D&D: One Passage In The New DMG Writes Down A Powerful Unwritten Rule
The new 5.5E Dungeon Master’s Guide empowers DMs by formalizing one of the most useful unwritten rules. Here’s how.
One passage out of the new Dungeon Master’s Guide has been making waves among those who have the new DMG. And all it does is explicitly tell DMs to do what they have always been able to do: ‘saying No’ to broken rules combos and bad faith interpretations. But it turns out, sometimes writing down those unwritten rules can be a big difference.
I think it comes down to feeling like you have permission. The unwritten rules of D&D are something you learn by experience. And as the new DMG is especially aimed at new DMs, it can be helpful to remind people just stepping up to the screen that it’s okay to say, “Actually, that’s not how I want to play the game,” too.
The DMG And The Power Of No
When you get your hands on the new DMG, you can find the passage in question in Chapter One under a heading entitled ‘Respect for the DM.’ There, you can read what WotC really thinks about your peasant railguns, characters that can throw halflings into orbit, and more. It starts with a section about Players Exploiting the Rules, explaining that optimization is part of the game. But exploiting the rules and “interfering with everyone else’s fun” isn’t.
It then lists some very helpful principles for keeping your game from spiraling out of control. These are great principles for any DM, no matter how experienced or not, to navigate by. There are four of them, all in all.
Rules Aren’t Physics
“Rules Aren’t Physics. The rules of the game are meant to provide a fun game experience, not to describe the laws of physics in the worlds of D&D, let alone the real world. Don’t let players argue that a bucket brigade of ordinary people can accelerate a spear to light speed by all using the Ready action to pass the spear to the next person in line. The Ready action facilitates heroic action; it doesn’t define the physical limitations of what can happen in a 6-second combat round.
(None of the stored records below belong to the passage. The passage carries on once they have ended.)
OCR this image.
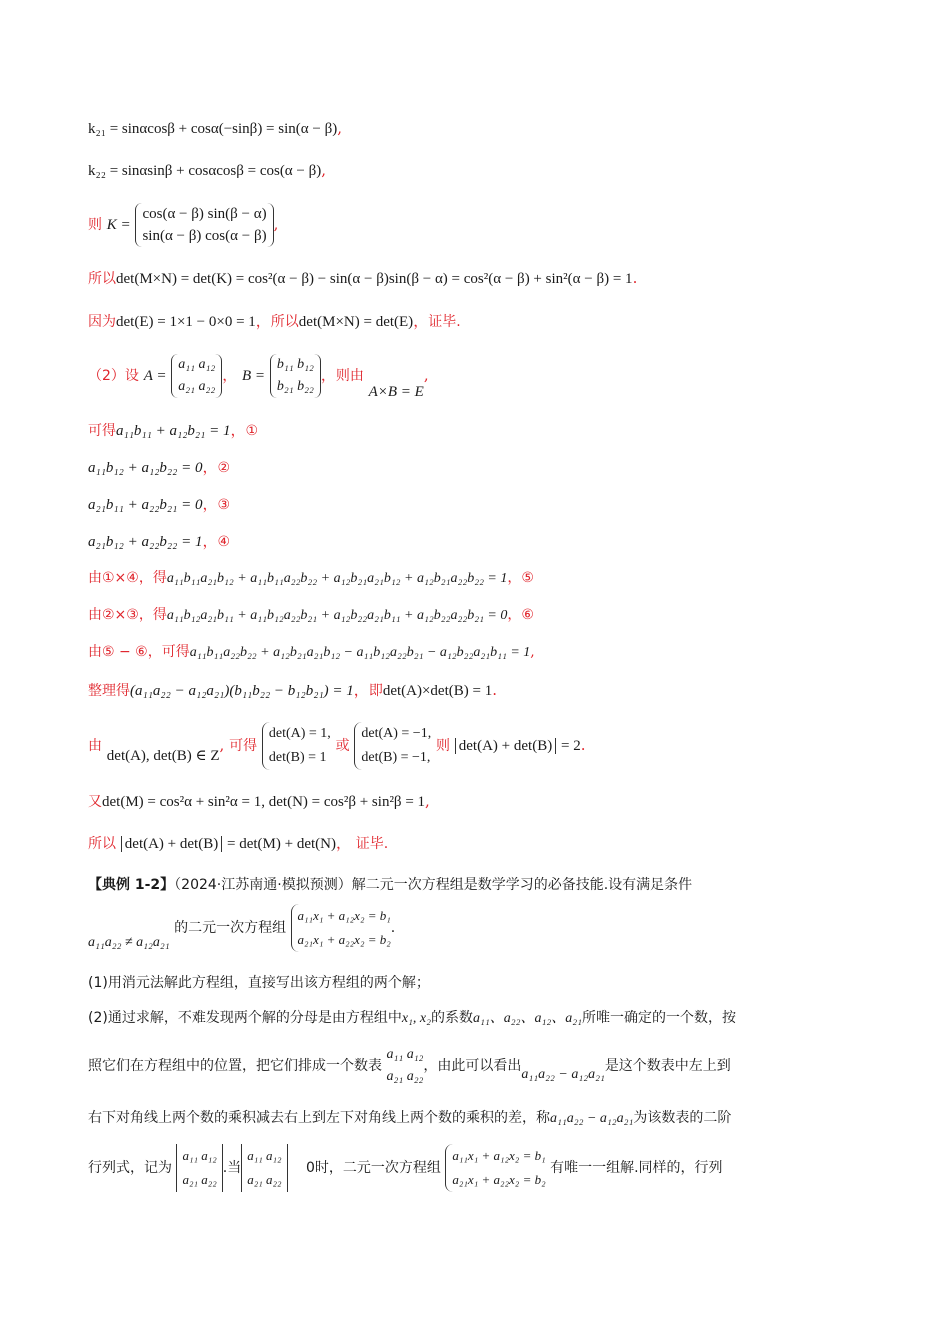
k₂₁ = sinαcosβ + cosα(−sinβ) = sin(α − β),
k₂₂ = sinαsinβ + cosαcosβ = cos(α − β),
则 K =
cos(α − β) sin(β − α)
sin(α − β) cos(α − β)
,
所以det(M×N) = det(K) = cos²(α − β) − sin(α − β)sin(β − α) = cos²(α − β) + sin²(α − β) = 1.
因为det(E) = 1×1 − 0×0 = 1，所以det(M×N) = det(E)，证毕.
（2）设 A =
a₁₁ a₁₂
a₂₁ a₂₂
， B =
b₁₁ b₁₂
b₂₁ b₂₂
，则由 A×B = E,
可得a₁₁b₁₁ + a₁₂b₂₁ = 1，①
a₁₁b₁₂ + a₁₂b₂₂ = 0，②
a₂₁b₁₁ + a₂₂b₂₁ = 0，③
a₂₁b₁₂ + a₂₂b₂₂ = 1，④
由①×④，得a₁₁b₁₁a₂₁b₁₂ + a₁₁b₁₁a₂₂b₂₂ + a₁₂b₂₁a₂₁b₁₂ + a₁₂b₂₁a₂₂b₂₂ = 1，⑤
由②×③，得a₁₁b₁₂a₂₁b₁₁ + a₁₁b₁₂a₂₂b₂₁ + a₁₂b₂₂a₂₁b₁₁ + a₁₂b₂₂a₂₂b₂₁ = 0，⑥
由⑤ − ⑥，可得a₁₁b₁₁a₂₂b₂₂ + a₁₂b₂₁a₂₁b₁₂ − a₁₁b₁₂a₂₂b₂₁ − a₁₂b₂₂a₂₁b₁₁ = 1,
整理得(a₁₁a₂₂ − a₁₂a₂₁)(b₁₁b₂₂ − b₁₂b₂₁) = 1，即det(A)×det(B) = 1.
由 det(A), det(B) ∈ Z, 可得
det(A) = 1,
det(B) = 1
或
det(A) = −1,
det(B) = −1,
则 det(A) + det(B) = 2.
又det(M) = cos²α + sin²α = 1, det(N) = cos²β + sin²β = 1,
所以 det(A) + det(B) = det(M) + det(N)， 证毕.
【典例 1-2】（2024·江苏南通·模拟预测）解二元一次方程组是数学学习的必备技能.设有满足条件
a₁₁a₂₂ ≠ a₁₂a₂₁ 的二元一次方程组
a₁₁x₁ + a₁₂x₂ = b₁
a₂₁x₁ + a₂₂x₂ = b₂
.
(1)用消元法解此方程组，直接写出该方程组的两个解；
(2)通过求解，不难发现两个解的分母是由方程组中x₁, x₂的系数a₁₁、a₂₂、a₁₂、a₂₁所唯一确定的一个数，按
照它们在方程组中的位置，把它们排成一个数表
a₁₁ a₁₂
a₂₁ a₂₂
，由此可以看出a₁₁a₂₂ − a₁₂a₂₁是这个数表中左上到
右下对角线上两个数的乘积减去右上到左下对角线上两个数的乘积的差，称a₁₁a₂₂ − a₁₂a₂₁为该数表的二阶
行列式，记为
a₁₁ a₁₂
a₂₁ a₂₂
.当
a₁₁ a₁₂
a₂₁ a₂₂
0时，二元一次方程组
a₁₁x₁ + a₁₂x₂ = b₁
a₂₁x₁ + a₂₂x₂ = b₂
有唯一一组解.同样的，行列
This references the infamous “Peasant Railgun,” a popular D&D meme about how, technically, since a round is only six seconds, anything that moves X distance in that time has to be going Y speed, which has a big impact. But I like that they explicitly say, “This isn’t a physics engine.”
There are weird things about D&D’s rules. There are corner and edge cases aplenty, but they don’t define “reality.” They exist within it.
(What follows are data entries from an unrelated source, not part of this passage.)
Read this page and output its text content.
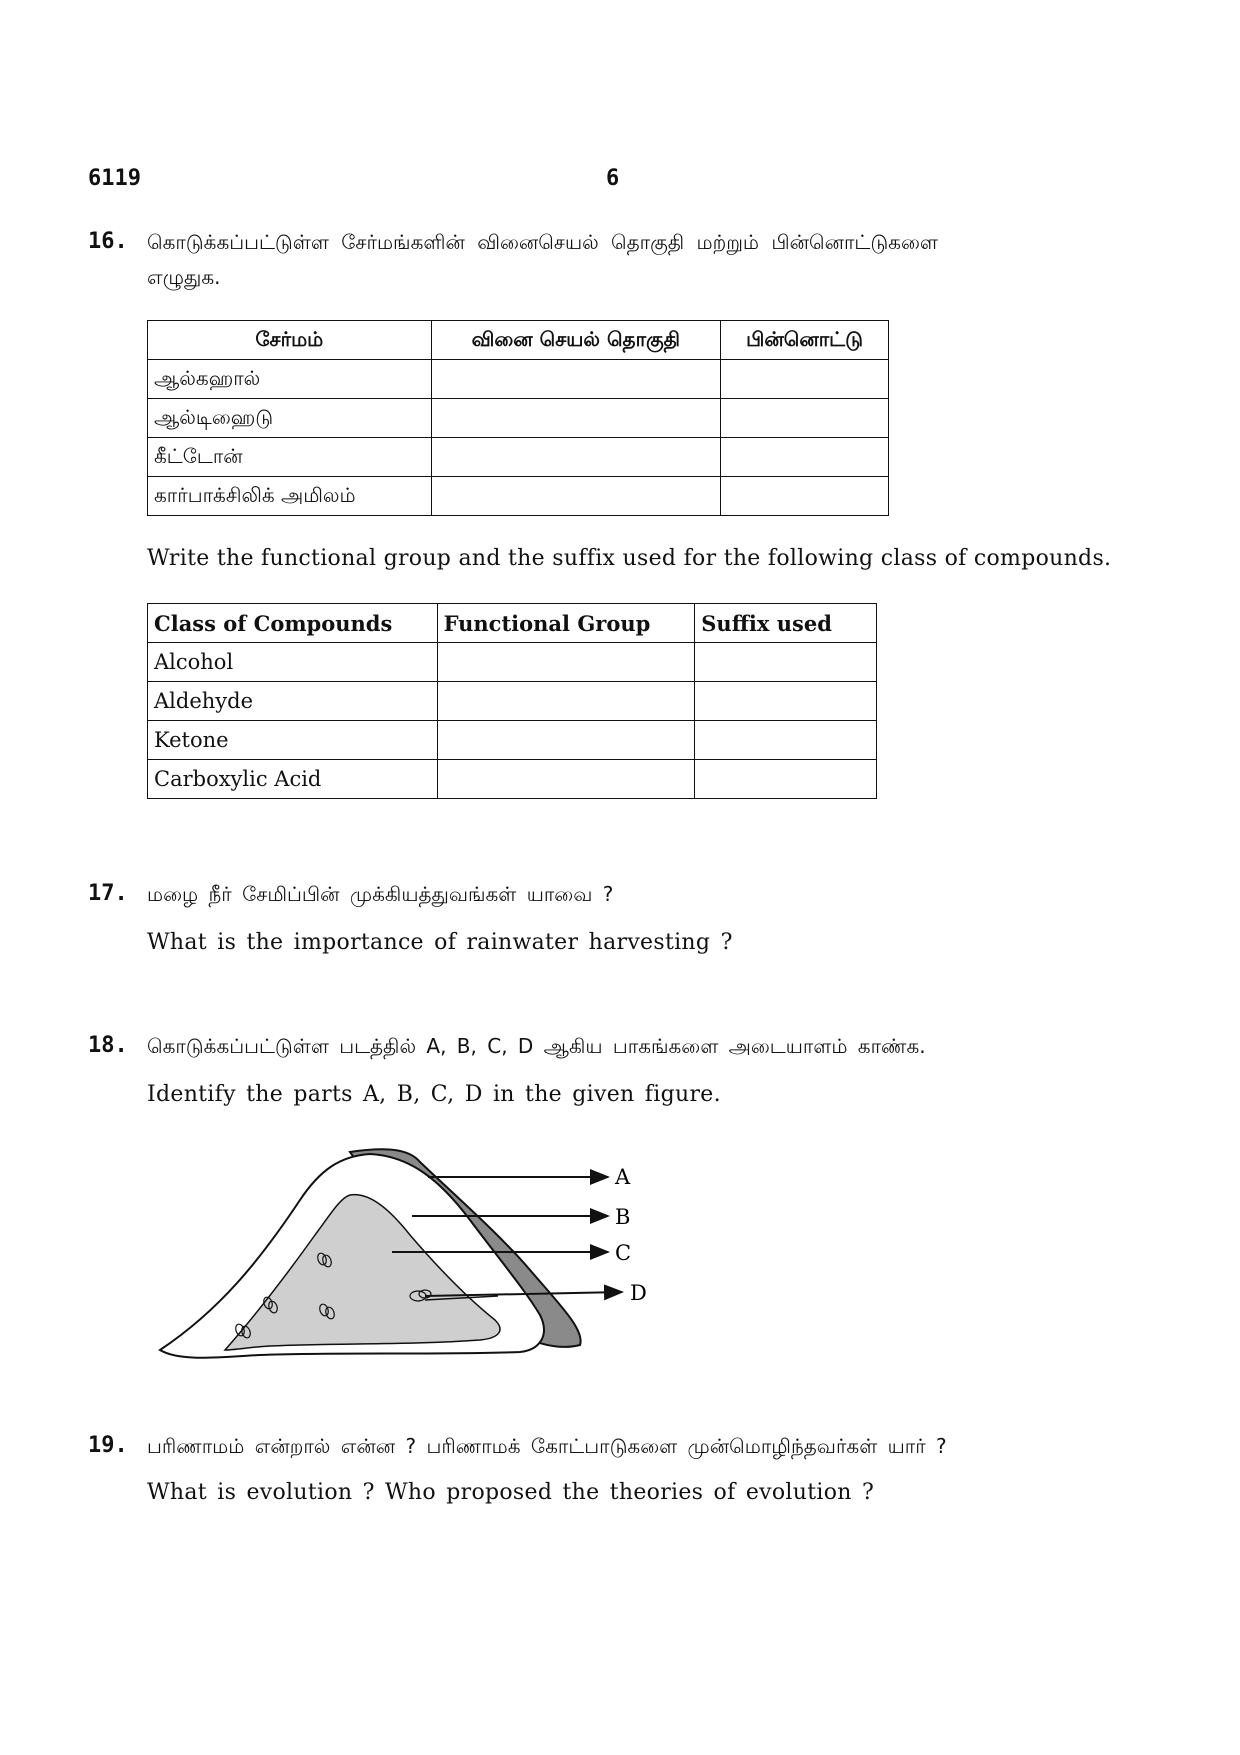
6119	6
16. கொடுக்கப்பட்டுள்ள சேர்மங்களின் வினைசெயல் தொகுதி மற்றும் பின்னொட்டுகளை
எழுதுக.
சேர்மம்	வினை செயல் தொகுதி	பின்னொட்டு
ஆல்கஹால்		
ஆல்டிஹைடு		
கீட்டோன்		
கார்பாக்சிலிக் அமிலம்		
Write the functional group and the suffix used for the following class of compounds.
Class of Compounds	Functional Group	Suffix used
Alcohol		
Aldehyde		
Ketone		
Carboxylic Acid		
17. மழை நீர் சேமிப்பின் முக்கியத்துவங்கள் யாவை ?
What is the importance of rainwater harvesting ?
18. கொடுக்கப்பட்டுள்ள படத்தில் A, B, C, D ஆகிய பாகங்களை அடையாளம் காண்க.
Identify the parts A, B, C, D in the given figure.
A
B
C
D
19. பரிணாமம் என்றால் என்ன ? பரிணாமக் கோட்பாடுகளை முன்மொழிந்தவர்கள் யார் ?
What is evolution ? Who proposed the theories of evolution ?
The Game Is Not An Economy
The Game Is Not an Economy. The rules of the game aren’t intended to model a realistic economy, and players who look for loopholes that let them generate infinite wealth using combintions of spells are exploiting the rules.
Pretty easy. Sure, you might find an “infinite wealth glitch,” but that’s not really the spirit of the game.
Combat Is For Enemies
Combat Is for Enemies. Some rules apply only during combat or while a character is acting in Initiative order. Don’t let players attack each other or helpless creatures to activate those rules.
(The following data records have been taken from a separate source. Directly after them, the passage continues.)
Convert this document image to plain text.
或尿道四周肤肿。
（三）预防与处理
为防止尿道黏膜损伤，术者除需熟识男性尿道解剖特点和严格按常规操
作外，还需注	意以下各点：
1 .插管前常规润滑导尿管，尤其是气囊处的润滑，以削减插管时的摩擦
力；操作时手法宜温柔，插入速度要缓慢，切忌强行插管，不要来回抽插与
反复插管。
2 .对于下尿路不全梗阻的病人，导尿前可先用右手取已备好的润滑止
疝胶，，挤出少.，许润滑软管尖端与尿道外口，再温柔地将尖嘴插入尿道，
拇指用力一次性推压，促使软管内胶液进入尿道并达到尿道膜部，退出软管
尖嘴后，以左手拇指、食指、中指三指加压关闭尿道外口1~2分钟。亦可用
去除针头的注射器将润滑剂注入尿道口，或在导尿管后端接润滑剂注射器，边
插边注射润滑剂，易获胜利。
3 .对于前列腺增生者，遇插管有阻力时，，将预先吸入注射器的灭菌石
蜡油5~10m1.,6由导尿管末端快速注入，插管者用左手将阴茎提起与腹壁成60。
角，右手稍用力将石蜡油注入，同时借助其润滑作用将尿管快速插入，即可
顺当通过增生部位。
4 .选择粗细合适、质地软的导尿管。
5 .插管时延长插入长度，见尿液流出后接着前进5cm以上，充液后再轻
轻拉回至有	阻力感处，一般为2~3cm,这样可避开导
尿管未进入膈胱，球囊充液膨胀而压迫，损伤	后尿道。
This one is also a good reminder that when you’re playing D&D, you’re playing a game. And while yes, you technically could attack someone before they know that combat has begun, that’s not how the rules work. And that sometimes the game having rules means things might feel weird – “it says all I have to do is make an attack,” but it’s about the spirit of the law.
Rules Rely On Good-Faith Interpretation
Rules Rely on Good-Faith Interpretation. The rules assume that everyone reading and interpreting the rules has the interests of the group’s fun at heart and is reading the rules in that light.
This is a great reminder that you’re playing the game with other people. Everyone at the table should have each other’s backs. D&D isn’t adversarial by default (though it can certainly be played that way).
And if you like the kind of game where players show up with broken, bad-faith interpretations of the rules to try and mess with each other. If you like someone pointing out that a 2nd level spell can ruin economies (and also the game) and then doing exactly that, go wild.
But the idea is that you’re all in it together. Even when the DM’s NPCs are out to get you.
What do you think of the new advice? Good? Bad? How would YOU handle a peasant railgun?